Иван Демьяныч больше не спорил, не возражал. И Синебрюхов тоже умолк. Видать, надоело обоим без конца препираться. Нитягин целиком ушел в свою работу: он правил лодкой.
Шли без задержки до самого вечера. Но с наступлением сумерек плыть стало опасно. То и дело встречались карчи, лесины, замытые с комля и торчащие из воды тонкими, сухими вершинами. Если на такой штырь налететь — пропорешь днище, и тогда уж, дай бог, остаться в живых. Останешься — строй плот и выбирайся к жилью самосплавом. Только представишь опасность и уже берет дрожь, сжимается сердце…
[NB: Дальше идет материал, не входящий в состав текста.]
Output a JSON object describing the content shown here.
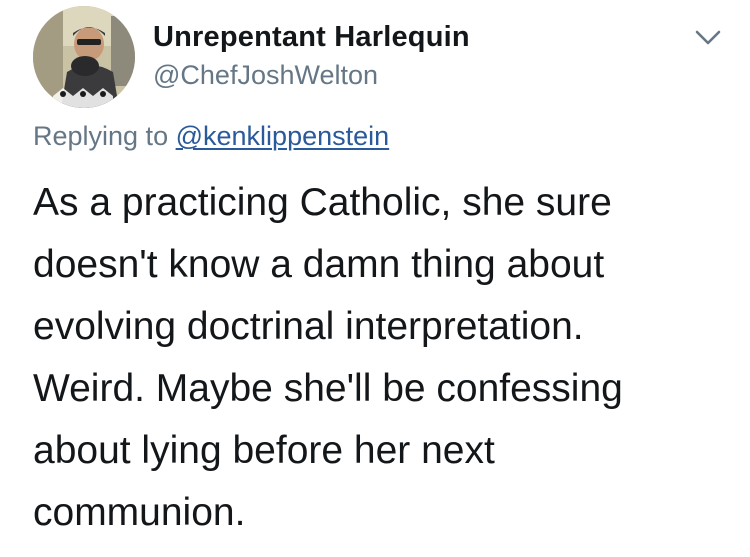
{
  "tweet": {
    "display_name": "Unrepentant Harlequin",
    "handle": "@ChefJoshWelton",
    "replying_prefix": "Replying to",
    "replying_to": "@kenklippenstein",
    "body_lines": [
      "As a practicing Catholic, she sure",
      "doesn't know a damn thing about",
      "evolving doctrinal interpretation.",
      "Weird. Maybe she'll be confessing",
      "about lying before her next",
      "communion."
    ]
  },
  "icons": {
    "menu": "chevron-down-icon",
    "avatar": "avatar"
  },
  "colors": {
    "name_text": "#14171a",
    "secondary_text": "#657786",
    "link": "#2b5a9b",
    "background": "#ffffff"
  }
}
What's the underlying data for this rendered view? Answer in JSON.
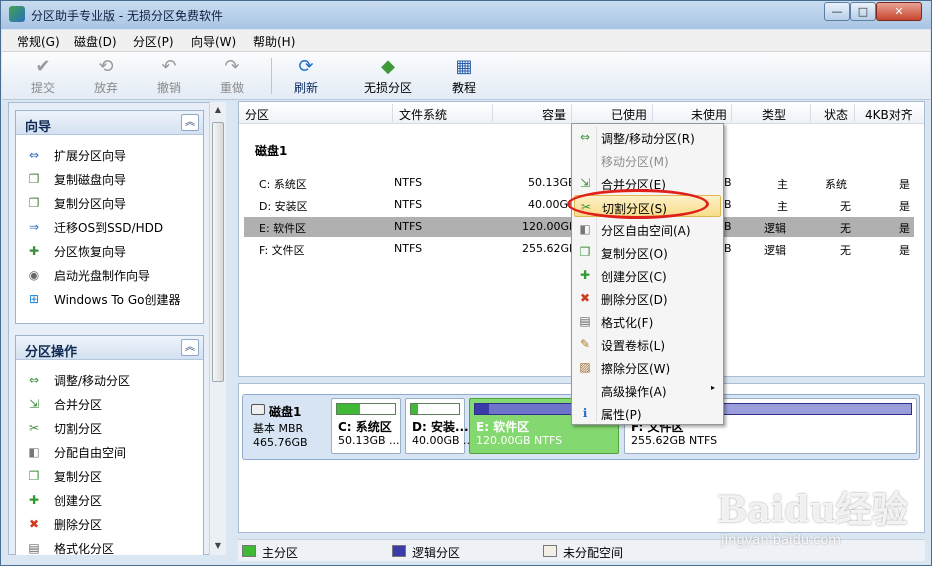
{
  "window": {
    "title": "分区助手专业版 - 无损分区免费软件",
    "min": "—",
    "max": "□",
    "close": "✕"
  },
  "menubar": [
    "常规(G)",
    "磁盘(D)",
    "分区(P)",
    "向导(W)",
    "帮助(H)"
  ],
  "toolbar": [
    {
      "label": "提交",
      "icon": "✔",
      "disabled": true
    },
    {
      "label": "放弃",
      "icon": "⟲",
      "disabled": true
    },
    {
      "label": "撤销",
      "icon": "↶",
      "disabled": true
    },
    {
      "label": "重做",
      "icon": "↷",
      "disabled": true
    },
    {
      "label": "刷新",
      "icon": "⟳",
      "disabled": false
    },
    {
      "label": "无损分区",
      "icon": "◆",
      "disabled": false
    },
    {
      "label": "教程",
      "icon": "▦",
      "disabled": false
    }
  ],
  "wizard_section": {
    "title": "向导",
    "items": [
      "扩展分区向导",
      "复制磁盘向导",
      "复制分区向导",
      "迁移OS到SSD/HDD",
      "分区恢复向导",
      "启动光盘制作向导",
      "Windows To Go创建器"
    ]
  },
  "ops_section": {
    "title": "分区操作",
    "items": [
      "调整/移动分区",
      "合并分区",
      "切割分区",
      "分配自由空间",
      "复制分区",
      "创建分区",
      "删除分区",
      "格式化分区"
    ]
  },
  "table": {
    "columns": [
      "分区",
      "文件系统",
      "容量",
      "已使用",
      "未使用",
      "类型",
      "状态",
      "4KB对齐"
    ],
    "disk_label": "磁盘1",
    "rows": [
      {
        "name": "C: 系统区",
        "fs": "NTFS",
        "cap": "50.13GB",
        "unused": "B",
        "type": "主",
        "status": "系统",
        "align": "是"
      },
      {
        "name": "D: 安装区",
        "fs": "NTFS",
        "cap": "40.00GB",
        "unused": "B",
        "type": "主",
        "status": "无",
        "align": "是"
      },
      {
        "name": "E: 软件区",
        "fs": "NTFS",
        "cap": "120.00GB",
        "unused": "B",
        "type": "逻辑",
        "status": "无",
        "align": "是"
      },
      {
        "name": "F: 文件区",
        "fs": "NTFS",
        "cap": "255.62GB",
        "unused": "B",
        "type": "逻辑",
        "status": "无",
        "align": "是"
      }
    ]
  },
  "context_menu": [
    {
      "label": "调整/移动分区(R)",
      "icon": "⇔",
      "disabled": false
    },
    {
      "label": "移动分区(M)",
      "icon": "",
      "disabled": true
    },
    {
      "label": "合并分区(E)",
      "icon": "⇲",
      "disabled": false
    },
    {
      "label": "切割分区(S)",
      "icon": "✂",
      "disabled": false,
      "highlight": true
    },
    {
      "label": "分区自由空间(A)",
      "icon": "◧",
      "disabled": false
    },
    {
      "label": "复制分区(O)",
      "icon": "❐",
      "disabled": false
    },
    {
      "label": "创建分区(C)",
      "icon": "✚",
      "disabled": false
    },
    {
      "label": "删除分区(D)",
      "icon": "✖",
      "disabled": false
    },
    {
      "label": "格式化(F)",
      "icon": "▤",
      "disabled": false
    },
    {
      "label": "设置卷标(L)",
      "icon": "✎",
      "disabled": false
    },
    {
      "label": "擦除分区(W)",
      "icon": "▨",
      "disabled": false
    },
    {
      "label": "高级操作(A)",
      "icon": "",
      "disabled": false,
      "submenu": "▸"
    },
    {
      "label": "属性(P)",
      "icon": "ℹ",
      "disabled": false
    }
  ],
  "diskmap": {
    "disk_name": "磁盘1",
    "disk_type": "基本 MBR",
    "disk_size": "465.76GB",
    "partitions": [
      {
        "name": "C: 系统区",
        "size": "50.13GB ...",
        "fill": 0.4
      },
      {
        "name": "D: 安装...",
        "size": "40.00GB ...",
        "fill": 0.15
      },
      {
        "name": "E: 软件区",
        "size": "120.00GB NTFS",
        "fill": 0.1
      },
      {
        "name": "F: 文件区",
        "size": "255.62GB NTFS",
        "fill": 0.25
      }
    ]
  },
  "legend": [
    "主分区",
    "逻辑分区",
    "未分配空间"
  ],
  "colors": {
    "primary": "#3fb936",
    "logical": "#3a3aa8",
    "unallocated": "#f3efe6"
  },
  "watermark": {
    "main": "Baidu经验",
    "sub": "jingyan.baidu.com"
  }
}
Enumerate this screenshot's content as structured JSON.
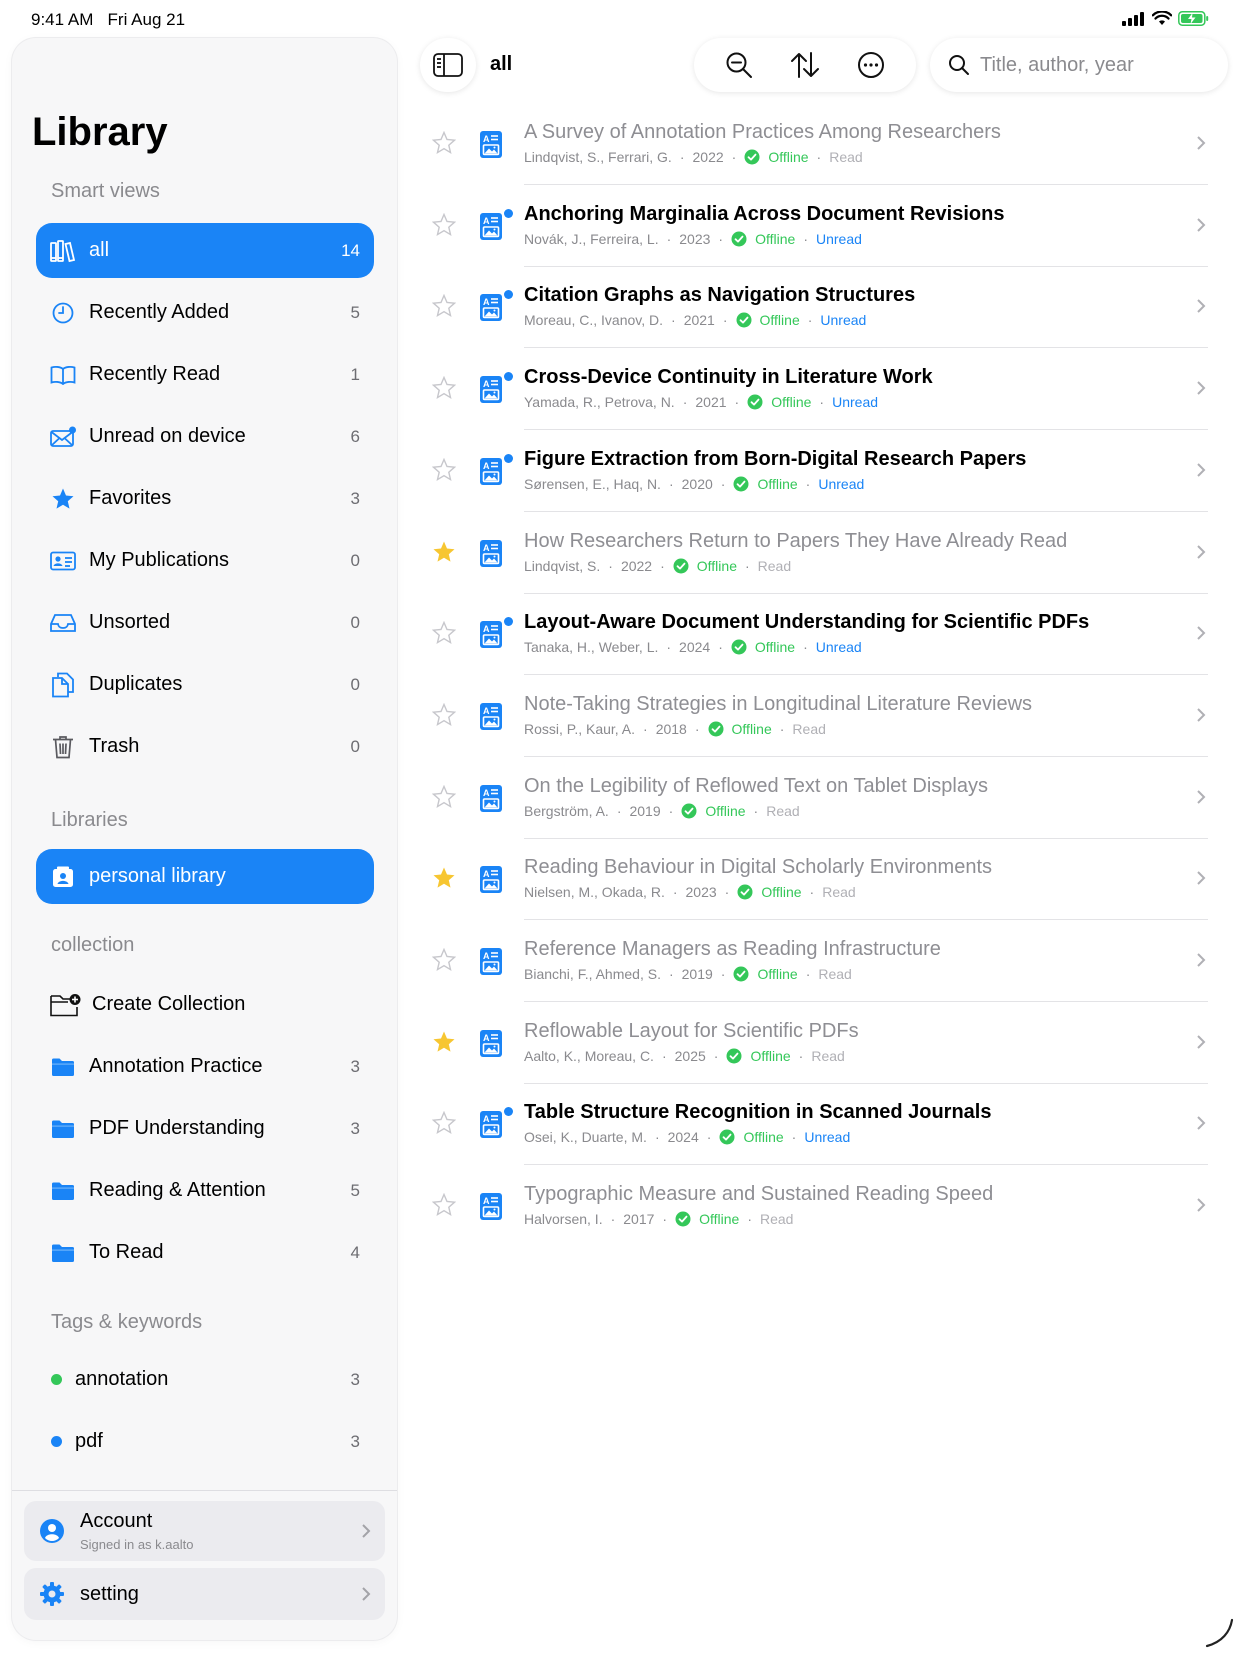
{
  "status_bar": {
    "time": "9:41 AM",
    "date": "Fri Aug 21"
  },
  "sidebar": {
    "title": "Library",
    "smart_views_header": "Smart views",
    "smart_views": [
      {
        "label": "all",
        "count": "14",
        "icon": "library-icon",
        "active": true
      },
      {
        "label": "Recently Added",
        "count": "5",
        "icon": "clock-icon"
      },
      {
        "label": "Recently Read",
        "count": "1",
        "icon": "book-icon"
      },
      {
        "label": "Unread on device",
        "count": "6",
        "icon": "unread-mail-icon"
      },
      {
        "label": "Favorites",
        "count": "3",
        "icon": "star-icon"
      },
      {
        "label": "My Publications",
        "count": "0",
        "icon": "id-card-icon"
      },
      {
        "label": "Unsorted",
        "count": "0",
        "icon": "tray-icon"
      },
      {
        "label": "Duplicates",
        "count": "0",
        "icon": "duplicate-icon"
      },
      {
        "label": "Trash",
        "count": "0",
        "icon": "trash-icon"
      }
    ],
    "libraries_header": "Libraries",
    "libraries": [
      {
        "label": "personal library",
        "icon": "person-library-icon",
        "active": true
      }
    ],
    "collection_header": "collection",
    "create_collection_label": "Create Collection",
    "collections": [
      {
        "label": "Annotation Practice",
        "count": "3"
      },
      {
        "label": "PDF Understanding",
        "count": "3"
      },
      {
        "label": "Reading & Attention",
        "count": "5"
      },
      {
        "label": "To Read",
        "count": "4"
      }
    ],
    "tags_header": "Tags & keywords",
    "tags": [
      {
        "label": "annotation",
        "count": "3",
        "color": "#34c759"
      },
      {
        "label": "pdf",
        "count": "3",
        "color": "#1a84f6"
      }
    ],
    "account": {
      "title": "Account",
      "subtitle": "Signed in as k.aalto"
    },
    "settings": {
      "label": "setting"
    }
  },
  "toolbar": {
    "view_title": "all",
    "search_placeholder": "Title, author, year"
  },
  "papers": [
    {
      "title": "A Survey of Annotation Practices Among Researchers",
      "authors": "Lindqvist, S., Ferrari, G.",
      "year": "2022",
      "offline": "Offline",
      "status": "Read",
      "starred": false,
      "unread": false
    },
    {
      "title": "Anchoring Marginalia Across Document Revisions",
      "authors": "Novák, J., Ferreira, L.",
      "year": "2023",
      "offline": "Offline",
      "status": "Unread",
      "starred": false,
      "unread": true
    },
    {
      "title": "Citation Graphs as Navigation Structures",
      "authors": "Moreau, C., Ivanov, D.",
      "year": "2021",
      "offline": "Offline",
      "status": "Unread",
      "starred": false,
      "unread": true
    },
    {
      "title": "Cross-Device Continuity in Literature Work",
      "authors": "Yamada, R., Petrova, N.",
      "year": "2021",
      "offline": "Offline",
      "status": "Unread",
      "starred": false,
      "unread": true
    },
    {
      "title": "Figure Extraction from Born-Digital Research Papers",
      "authors": "Sørensen, E., Haq, N.",
      "year": "2020",
      "offline": "Offline",
      "status": "Unread",
      "starred": false,
      "unread": true
    },
    {
      "title": "How Researchers Return to Papers They Have Already Read",
      "authors": "Lindqvist, S.",
      "year": "2022",
      "offline": "Offline",
      "status": "Read",
      "starred": true,
      "unread": false
    },
    {
      "title": "Layout-Aware Document Understanding for Scientific PDFs",
      "authors": "Tanaka, H., Weber, L.",
      "year": "2024",
      "offline": "Offline",
      "status": "Unread",
      "starred": false,
      "unread": true
    },
    {
      "title": "Note-Taking Strategies in Longitudinal Literature Reviews",
      "authors": "Rossi, P., Kaur, A.",
      "year": "2018",
      "offline": "Offline",
      "status": "Read",
      "starred": false,
      "unread": false
    },
    {
      "title": "On the Legibility of Reflowed Text on Tablet Displays",
      "authors": "Bergström, A.",
      "year": "2019",
      "offline": "Offline",
      "status": "Read",
      "starred": false,
      "unread": false
    },
    {
      "title": "Reading Behaviour in Digital Scholarly Environments",
      "authors": "Nielsen, M., Okada, R.",
      "year": "2023",
      "offline": "Offline",
      "status": "Read",
      "starred": true,
      "unread": false
    },
    {
      "title": "Reference Managers as Reading Infrastructure",
      "authors": "Bianchi, F., Ahmed, S.",
      "year": "2019",
      "offline": "Offline",
      "status": "Read",
      "starred": false,
      "unread": false
    },
    {
      "title": "Reflowable Layout for Scientific PDFs",
      "authors": "Aalto, K., Moreau, C.",
      "year": "2025",
      "offline": "Offline",
      "status": "Read",
      "starred": true,
      "unread": false
    },
    {
      "title": "Table Structure Recognition in Scanned Journals",
      "authors": "Osei, K., Duarte, M.",
      "year": "2024",
      "offline": "Offline",
      "status": "Unread",
      "starred": false,
      "unread": true
    },
    {
      "title": "Typographic Measure and Sustained Reading Speed",
      "authors": "Halvorsen, I.",
      "year": "2017",
      "offline": "Offline",
      "status": "Read",
      "starred": false,
      "unread": false
    }
  ],
  "colors": {
    "accent": "#1a84f6",
    "offline": "#34c759",
    "favorite": "#f7c631"
  }
}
Нагнали моторку. Движок у нее барахлил, и хозяин лодки, молодой, среднего роста парень, весь перепачканный маслом, что-то пытался налаживать. Лодка была приткнута к песчаному берегу и возле нее, по косе, ходила цветущего вида женщина, сбитая, статная. Она отмахивалась от мошки целым пучком еловых веток, терла шею, хлестала себя по коленкам. У нее был тоскливый взгляд — и от досаждающих мошек, наверно, и от неполадок в моторе.
Спросили, куда они едут.
— В Компас, на метеостанцию, — отозвалась женщина, хотя обращались с вопросом к парню. Видно, тот был слишком рассеян и удручен.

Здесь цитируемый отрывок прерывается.